横殴りにされた後もリンは勇敢と立ち向かって行ったが、その事如くを払われて抑えられ弾き返された。

今はもうリンは地面に倒れて動かず、気絶していた。

「エネルギー切れみたいなものだよ。私も経験がある」

近づいてきた日上に彼女が気絶した理由を言った。

悠木羽は不死である。どれだけ出血してもしなず、心臓がなくなっても再生する。だが疲れは残るし、腹が減れば何かを食べたくなる。それと同じように、活動限界までダメージを受けると脳が身体の活動を止めてしまうのだ。
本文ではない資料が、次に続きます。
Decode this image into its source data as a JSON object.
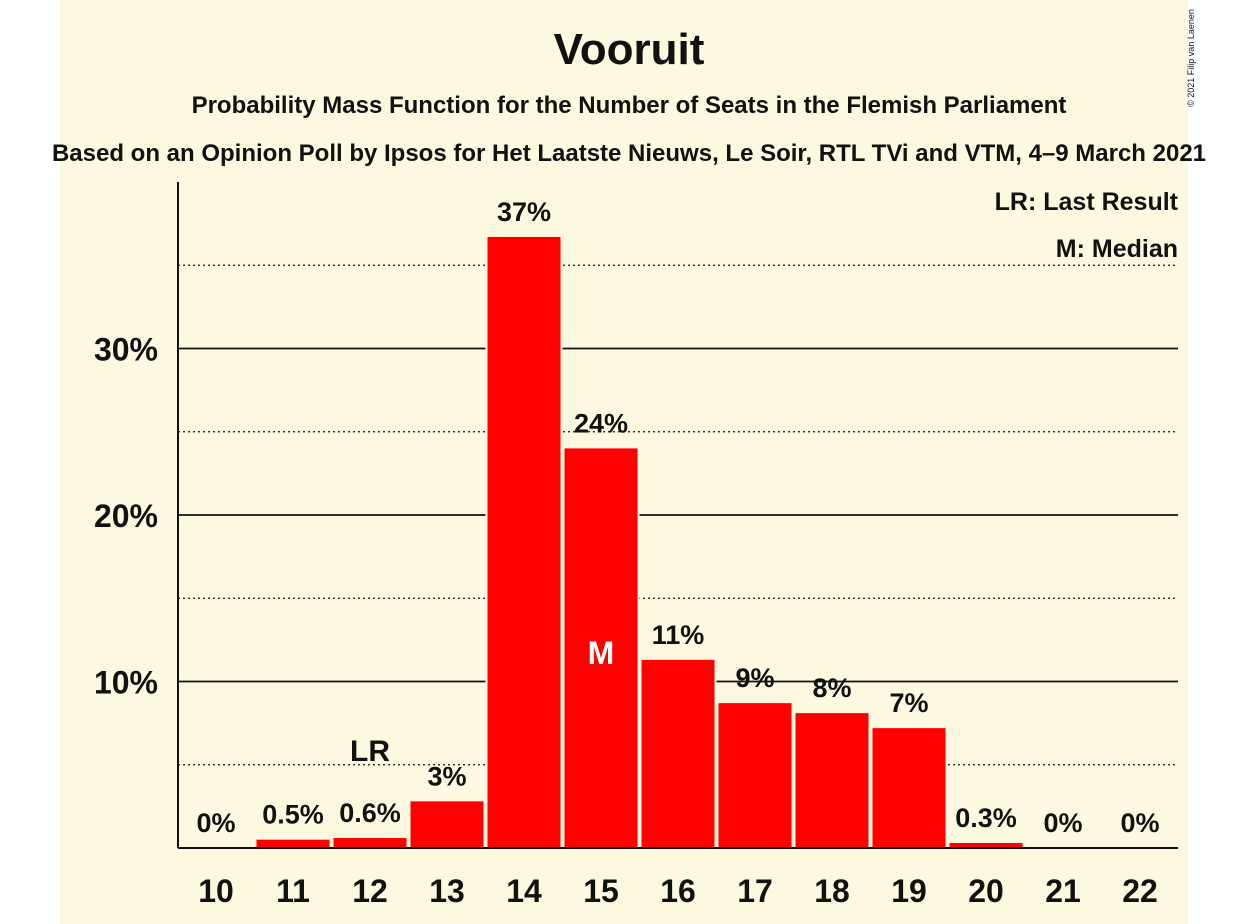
{
  "chart_data": {
    "type": "bar",
    "title": "Vooruit",
    "subtitle": "Probability Mass Function for the Number of Seats in the Flemish Parliament",
    "subtitle2": "Based on an Opinion Poll by Ipsos for Het Laatste Nieuws, Le Soir, RTL TVi and VTM, 4–9 March 2021",
    "categories": [
      "10",
      "11",
      "12",
      "13",
      "14",
      "15",
      "16",
      "17",
      "18",
      "19",
      "20",
      "21",
      "22"
    ],
    "values": [
      0,
      0.5,
      0.6,
      2.8,
      36.7,
      24.0,
      11.3,
      8.7,
      8.1,
      7.2,
      0.3,
      0,
      0
    ],
    "data_labels": [
      "0%",
      "0.5%",
      "0.6%",
      "3%",
      "37%",
      "24%",
      "11%",
      "9%",
      "8%",
      "7%",
      "0.3%",
      "0%",
      "0%"
    ],
    "ylim": [
      0,
      40
    ],
    "yticks": [
      10,
      20,
      30
    ],
    "ytick_labels": [
      "10%",
      "20%",
      "30%"
    ],
    "minor_gridlines": [
      5,
      15,
      25,
      35
    ],
    "last_result_category": "12",
    "median_category": "15",
    "last_result_marker": "LR",
    "median_marker": "M",
    "legend": [
      "LR: Last Result",
      "M: Median"
    ],
    "legend_position": "top-right",
    "copyright": "© 2021 Filip van Laenen",
    "colors": {
      "bar": "#ff0000",
      "background": "#fdf9e0",
      "text": "#111111"
    }
  }
}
ただ死なないというだけで、悠木羽の身体も元はただの人間のものだ。それを長い年月で脅威の身体能力を得るまでに強くなったのは彼女の努力の賜物であるが―。

「でもお前はエネルギー切れないんだろ」

「切れないわけじゃない。ただ根性で動くだけだ」

「―根性論すか」

「根性論の何が悪い」

彼女は長い戦闘経験のおかげで、リンのようなエネルギー切れという欠陥をなくしていた。彼女の言うとおり、ただ根性で脳からの危険信号を防いでいるだけだが、それでも並大抵のことでは得られるものではない。

「勝ててもおかしくなかったわけか―」

「まぁ、こいつが私よりも強かったとしても持久戦に持ちこめば―」

「でも今回は実力で―」

「―勝った!!」

無表情でピースを日上に向ける悠木羽。

それを見て心底呆れたが、日上は安心した。

(もしこれからリンみたいな奴が来ても負けることはないわけだ)

とりあえずこれからのことを日上は考えてみた。

今までならエンドに関わっていた人物は決まって化物になり、殺すと溶けていなくなっていた。

だが彼女は死なないし、そんなつもりもなかった。

警察に引き渡すわけにもいかず、ブローカーの所在を聞いたらどうするかと悩んでいたが―

「…………悪いけど、そいつは返してもらう」

その考えは意味を持たず、これから日上は自分の人生を狂わす存在と会うことになった。

だが、そもそも彼の人生はその人物なくして始まらず。ここはある意味、これからの彼の人生の分水嶺だったのだろう。

「加賀沢―」

「よお、親友」

日上の親友、金の髪を輝かせたブローカーが入り口に立っていた。